Oleh :
Venus, S.Pd
Di
bawah hujan deras aku melihat seorang ibu berjalan tanpa alas kaki. Aspal
dingin, lampu jalan samar-samar menerangi pagar-pagar besi pinggir jalan
sepanjang asramaku. Di tiap bandul pagar aku melihat ibu itu mengais rezeki di
tempat sampah yang bau dan kotor. Aku yakin beliau yang selama ini bersusah
payah pasti demi membesarkan anak-anaknya. Walau harus bekerja keras, yang
membuat lelah dan letih, dia tetap tersenyum tanpa harus menyalahkan takdir.
Tiba-tiba
aku teringat ibu di rumah. Sejak kematian ayahku enam bulan yang lalu aku tidak
pernah bertemu dengan ibu. Dalam hati terselip kekecewaan karena aku tak pernah
dikunjungi. Entahlah....mungkin beliau masih berduka, atau beliau sedang marah
padaku.
Aku
teringat dua tahun yang lalu saat ayah akan mendaftarkanku ke sekolah ini
mereka beradu mulut. Ayah merasa aku harus sekolah di tempat yang terbaik
dengan asrama yang terbaik juga. Ibu menentang mati-matian karena merasa
terlalu mahal biaya pendidikan asrama, tapi ayah tetap bersikukuh mendaftarkan
aku ke sini.
“Sam...Hisyam,
ayo kita harus segera berangkat,” ujar Ammar
“Kamu
lupa kalau hari ini kita mewakili sekolah untuk lomba di SMA Kusuma Bangsa,”
Kami
bergegas menuju mobil Ammar, orang tuanya sudah siap mengantar kami. Kadang aku
iri dengan Ammar yang selalu dikunjungi oleh orang tuanya. Sebelum ayah
meninggal beliau juga rutin mengunjungiku setiap bulan, tapi sejak beliau
meninggal aku merasa keluargaku tak ada yang merindukanku.
Kami
berlari menuju aula tempat presentasi lomba Duta Literasi dan kami hampir saja
terlambat karena lomba dimulai lima menit setelah kami regrestasi.
“Berikutnya
adalah presentasi yang akan disampaikan oleh Ammar dan Hisyam dari SMA Bakti
Utomo, kepada Ammar dan Hisyam kami persilahkan.”
Sejenak
kulayangkan pandanganku hingga menyapu seluruh aula, dalam hati berharap ada
sosok ibu yang sedang tersenyum bangga, karena anaknya telah mewakili sekolah
di ajang provinsi.
“Sam....ayo
dimulai,” sikut Ammar yang menyenggol lenganku membuat aku tersadar
“Assalamualaikum...selamat
pagi dan salam sejahtera bagi kita semua”
“Saat
ini kita sebagai remaja gemar bermain game pada gawai, dengan adanya gerakan
literasi sekolah, kami SMA Bakti Utomo telah melaksanakan program smart literasi, kita tetap bisa
menggunakan gawai atau gadget kita
untuk berliterasi.

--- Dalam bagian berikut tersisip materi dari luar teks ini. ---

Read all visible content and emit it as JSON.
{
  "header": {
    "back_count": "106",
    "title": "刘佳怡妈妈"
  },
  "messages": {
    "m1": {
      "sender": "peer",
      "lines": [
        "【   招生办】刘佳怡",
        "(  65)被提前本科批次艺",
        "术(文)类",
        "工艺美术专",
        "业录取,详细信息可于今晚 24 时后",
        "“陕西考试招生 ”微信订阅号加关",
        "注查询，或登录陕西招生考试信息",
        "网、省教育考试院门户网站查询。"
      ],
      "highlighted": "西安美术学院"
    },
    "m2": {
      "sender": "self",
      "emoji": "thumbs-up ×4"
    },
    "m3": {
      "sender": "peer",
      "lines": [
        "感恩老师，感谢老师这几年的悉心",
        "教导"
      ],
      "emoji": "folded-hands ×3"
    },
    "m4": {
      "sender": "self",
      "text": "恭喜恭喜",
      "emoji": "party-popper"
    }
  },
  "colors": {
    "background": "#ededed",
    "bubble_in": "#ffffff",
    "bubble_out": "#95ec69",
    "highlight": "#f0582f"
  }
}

Smart literasi
bekerjasama dengan perpustakaan sekolah untuk menyediakan bahan bacaan mulai
dari bacaan fiksi maupun nonfiksi. Setiap ada kolesi buku baru di perpustakaan
sekolah, kita akan dapat informasi melalui aplikasi Smart literasi yang di gawai kita. Di mana pun, kapan pun kita bisa
melalukan literasi tanpa harus mengunjungi perpustakaan sekolah.”
“Smart literasi juga bermakna bahwa kita sebagai
remaja dan pelajar harus smart atau bijak
dalam menggunakan gawai atau smartphone.
Bagai mata pisau gawai bisa membuat kita dapat informasi yang bermanfaat tapi
juga dapat merusak otak kalau tidak digunakan secara bijak.” Ujar Ammar
menambahkan presentasiku
Tepuk
tangan dan riuh penonton membuatku bahagia sekaligus sedih. Setelah menunggu
beberapa jam, tiba waktu pengumuman pemenang sebagai Duta Literasi Sekolah.
Pikiranku kembali melayang pada mendiang ayah yang bercita-cita agar aku bisa
masuk perguruan tinggi negeri melalui jalur prestasi atau beasiswa.
“Dan
Juara 1 untuk Lomba Duta Literasi dimengkan oleh SMA Bakti Utomo, kami
persilahkan untuk Hisyam dan Ammar untuk menerima hadiah,” ujar MC
Keesokan
harinya aku disibukkan dengan kegiatan duta literasi di sekolah. Aku harus
membuat jadwal rutin literasi kelas yang
dilaksanakn setiap 15 menit sebelum pelajaran pertama dimulai. Setiap hari
Sabtu saat jam istirahat kami yang tergabung dalam duta literasi sekolah mengadakan
LITKEL (literasi keliling). Kami mendatangi gazebo-gazebo yang biasanya
digunakan teman-teman untuk bercengkrama, main hp atau hanya sekadar beristirahat.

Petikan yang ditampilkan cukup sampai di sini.